Im Nordflügel erstrecken sich bergseitig und längs zur Halle deren Geräteräume, darüber Umkleiden und zuoberst die Räume der Musikschule. Im Südflügel entwickeln sich die Geschosse höhenversetzt um das innere Foyer: Über den Nebenräumen zum Foyer breiten sich bergseitig die Räume der Kindergarten-Kinder ins hier von Westen her ebenerdig anschliessende Terrain aus. Talseitig drücken die grossen Säle aus dem Parterre die Räume der Primarschüler in die Höhe. Die Kinder überblicken von hier oben den Vorplatz im Osten wie auch den inneren, über 3 Ebenen reichenden Luftraum.

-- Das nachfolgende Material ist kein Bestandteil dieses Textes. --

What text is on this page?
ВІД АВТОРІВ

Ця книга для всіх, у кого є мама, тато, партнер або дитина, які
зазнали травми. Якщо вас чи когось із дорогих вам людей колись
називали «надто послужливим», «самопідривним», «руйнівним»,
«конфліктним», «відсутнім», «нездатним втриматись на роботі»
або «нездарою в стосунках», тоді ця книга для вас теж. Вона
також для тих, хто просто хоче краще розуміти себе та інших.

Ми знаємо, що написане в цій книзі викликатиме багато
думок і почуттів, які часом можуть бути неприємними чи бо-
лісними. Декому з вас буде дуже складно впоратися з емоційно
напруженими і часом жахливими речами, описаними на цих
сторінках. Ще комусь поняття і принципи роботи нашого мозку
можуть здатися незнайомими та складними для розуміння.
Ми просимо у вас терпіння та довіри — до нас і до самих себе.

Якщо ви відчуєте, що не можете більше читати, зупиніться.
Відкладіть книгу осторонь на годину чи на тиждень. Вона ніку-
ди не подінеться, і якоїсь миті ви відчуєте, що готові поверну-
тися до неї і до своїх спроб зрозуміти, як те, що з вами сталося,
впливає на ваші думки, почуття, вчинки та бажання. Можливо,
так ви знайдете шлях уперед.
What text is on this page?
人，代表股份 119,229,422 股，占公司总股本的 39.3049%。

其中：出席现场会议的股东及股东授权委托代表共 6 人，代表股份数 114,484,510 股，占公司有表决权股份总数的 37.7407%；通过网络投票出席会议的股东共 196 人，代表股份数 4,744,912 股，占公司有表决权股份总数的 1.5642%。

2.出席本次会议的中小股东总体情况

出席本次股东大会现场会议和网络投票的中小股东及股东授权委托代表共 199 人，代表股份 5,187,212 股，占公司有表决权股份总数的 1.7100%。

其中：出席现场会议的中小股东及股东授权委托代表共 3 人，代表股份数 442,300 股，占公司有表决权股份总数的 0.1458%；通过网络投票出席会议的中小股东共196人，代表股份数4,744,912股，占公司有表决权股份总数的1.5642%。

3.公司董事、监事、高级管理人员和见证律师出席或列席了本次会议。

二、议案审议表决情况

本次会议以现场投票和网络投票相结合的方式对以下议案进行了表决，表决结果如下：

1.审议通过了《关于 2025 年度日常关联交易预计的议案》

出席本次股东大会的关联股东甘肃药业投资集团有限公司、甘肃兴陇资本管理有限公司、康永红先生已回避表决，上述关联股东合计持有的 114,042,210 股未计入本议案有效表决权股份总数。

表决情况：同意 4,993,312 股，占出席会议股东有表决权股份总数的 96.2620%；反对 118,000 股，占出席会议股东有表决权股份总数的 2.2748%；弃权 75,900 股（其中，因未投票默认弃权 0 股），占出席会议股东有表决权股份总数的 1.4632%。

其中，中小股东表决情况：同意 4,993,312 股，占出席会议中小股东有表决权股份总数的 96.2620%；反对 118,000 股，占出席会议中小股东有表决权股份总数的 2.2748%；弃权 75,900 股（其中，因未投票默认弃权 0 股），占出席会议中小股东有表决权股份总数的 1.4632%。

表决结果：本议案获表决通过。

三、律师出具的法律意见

Durch diese offene Begegnungszone verbinden Treppen die Ebenen der Ganztagesbetreuung, die flexibel möbliert sind mit Garderoben, Gestellen, Sitz- und Spielecken, Ausstellungwänden usw, mit dem Erdgeschoss – eine innere Landschaft, in der je nach Jahreszeit, Saison und Anlass gespielt, gebastelt und gefeiert wird.

Die Gliederung des mehrschichtigen Baukörpers in Grundriss wie Schnitt zeichnet sich ab in der Staffelung der Pultdächer wie im strukturellen Aufbau: mit der in den Hang betonierten, sich über die Nebenraumschicht abtreppenden Bodenplatte und dem darüber aufragenden, konstruktiven Holzbau.